Fatos e acontecimentos

TURISMO ÉTNICO-AFRO E SEUS DESDOBRAMENTOS

Germano Conceição, do Quilombo Santiago de Iguape: “Os turistas querem vivenciar a nossa cultura, não apenas ver”

O 1º Seminário Nacional de Turismo Étnico Afro, organizado pelo Governo do Estado da Bahia, através da secretaria de Turismo e Bahiatursa, reuniu populares, estudantes, professores, artistas, produtores culturais, empresários e representantes de comunidades quilombolas e indígenas para um ciclo de palestras e debates com o objetivo de fomentar ainda mais as discussões sobre o desenvolvimento e promoção do turismo étnico-afro da Bahia, o estado brasileiro que tem o maior potencial nesse sentido. Entre as pautas do seminário, além da apresentação do calendário festivo do estado – celebrações religiosas, dança, folclore, gastronomia e carnaval – e a possível inclusão de outros eventos e locais menos procurados (mas com grande potencial turístico), o evento apresentou palestras como Estratégia de Marketing e Promoção do Turismo Étnico-Afro na Bahia, com a presidente da Bahiatursa, Emília Salvador Silva; Turismo Étnico Afro como veículo de inclusão social, com a secretária de Promoção da Igualdade do Estado da Bahia, Luiza Bairros, e Festas Populares em Salvador, com o professor Antônio Jorge Victor dos Santos (Gody). A capoeira como, produto turístico e de inclusão social foi destaque em uma calorosa discussão. “É a primeira vez que realizamos o seminário e superamos a expectativa. O público e a mídia compareceram. A ideia é que esta iniciativa faça parte do calendário anual de eventos da Bahia para, a cada ano, trocarmos experiências nacionais sobre a cultura afro”, afirmou Emília Salvador Silva. O seminário teve seu encerramento oficial no terreiro Oxumaré.

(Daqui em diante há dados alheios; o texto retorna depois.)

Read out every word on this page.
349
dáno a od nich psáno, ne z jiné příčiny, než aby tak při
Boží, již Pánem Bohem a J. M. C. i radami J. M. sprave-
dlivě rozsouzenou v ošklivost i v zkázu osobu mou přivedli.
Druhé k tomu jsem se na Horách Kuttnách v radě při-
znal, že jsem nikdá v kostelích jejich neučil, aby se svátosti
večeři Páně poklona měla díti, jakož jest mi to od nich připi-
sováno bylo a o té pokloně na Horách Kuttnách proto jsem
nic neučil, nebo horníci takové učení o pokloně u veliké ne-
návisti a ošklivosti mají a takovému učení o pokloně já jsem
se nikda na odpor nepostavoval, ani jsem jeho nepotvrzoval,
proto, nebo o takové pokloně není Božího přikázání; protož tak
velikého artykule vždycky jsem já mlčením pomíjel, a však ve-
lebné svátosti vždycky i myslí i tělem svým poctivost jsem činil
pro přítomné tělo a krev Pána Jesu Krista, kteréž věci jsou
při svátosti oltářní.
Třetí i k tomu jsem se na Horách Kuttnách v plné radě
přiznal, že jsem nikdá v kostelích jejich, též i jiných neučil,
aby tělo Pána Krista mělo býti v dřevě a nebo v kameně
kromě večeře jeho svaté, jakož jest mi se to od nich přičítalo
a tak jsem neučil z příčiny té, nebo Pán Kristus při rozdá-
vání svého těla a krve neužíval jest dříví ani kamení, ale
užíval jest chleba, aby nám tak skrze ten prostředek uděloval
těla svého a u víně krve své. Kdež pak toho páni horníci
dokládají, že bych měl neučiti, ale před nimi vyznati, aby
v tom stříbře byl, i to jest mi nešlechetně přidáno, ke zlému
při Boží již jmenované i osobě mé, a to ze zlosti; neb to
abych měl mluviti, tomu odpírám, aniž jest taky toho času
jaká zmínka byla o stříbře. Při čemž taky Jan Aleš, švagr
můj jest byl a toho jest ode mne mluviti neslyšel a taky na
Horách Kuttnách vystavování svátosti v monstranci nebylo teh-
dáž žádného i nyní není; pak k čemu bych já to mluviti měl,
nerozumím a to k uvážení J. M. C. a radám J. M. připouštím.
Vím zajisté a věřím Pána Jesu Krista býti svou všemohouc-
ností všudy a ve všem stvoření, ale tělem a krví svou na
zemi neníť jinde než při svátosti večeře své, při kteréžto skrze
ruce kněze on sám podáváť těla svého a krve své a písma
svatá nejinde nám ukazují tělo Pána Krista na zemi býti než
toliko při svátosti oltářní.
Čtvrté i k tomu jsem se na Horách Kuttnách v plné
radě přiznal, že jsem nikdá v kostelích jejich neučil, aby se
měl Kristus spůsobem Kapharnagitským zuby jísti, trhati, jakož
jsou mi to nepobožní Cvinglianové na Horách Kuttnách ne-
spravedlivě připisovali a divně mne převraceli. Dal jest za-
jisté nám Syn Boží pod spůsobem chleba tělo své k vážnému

Com casa cheia, as discussões finais abordaram as religiões de matriz africana e como elas podem crescer e ser abordadas no estado, atraindo mais turistas aos terreiros, mas de forma que as mesmas sejam preservadas.



Uma rica rica produção
Paralelo ao seminário, a 1ª Feira da Produção Associada ao Turismo Étnico Afro foi uma grata surpresa que levou ao Centro de Convenções da Bahia todas as cores e criatividade da cultura afro, representadas por mais de 100 expositores – artesãos, pintores, artistas plásticos, estilistas, designer, instituições etc. – com diversos produtos e serviços. A designer de biojoias Luana Bonfim acredita que o público pede cada vez mais que a cultura africana seja mostrada. “Está mais aceita e as pessoas não estão mais vendo os produtos de inspiração africana como algo exótico. Sabendo combinar direito, funciona bem para qualquer ocasião”, opina Luana, que segue a linha ecologicamente correta, usando produtos naturais como madeira, coco e sisal em suas peças. Outro que acredita na popularização é o designer de moda Cid Brito, da grife In Cid. “Defino o meu trabalho como a África Moderna. As roupas têm uma modelagem, uma estampa que chamam a atenção. Os jovens estão muito antenados e à procura de peças que têm um diferencial. Querem uma roupa mais moderna, com apelo mais de cidade grande, de urbanização aliado à identidade, mas sem ser exótica,”, explica o estilista. Para ele, a importância do evento está, principalmente, na divulgação de novos artistas e tendências.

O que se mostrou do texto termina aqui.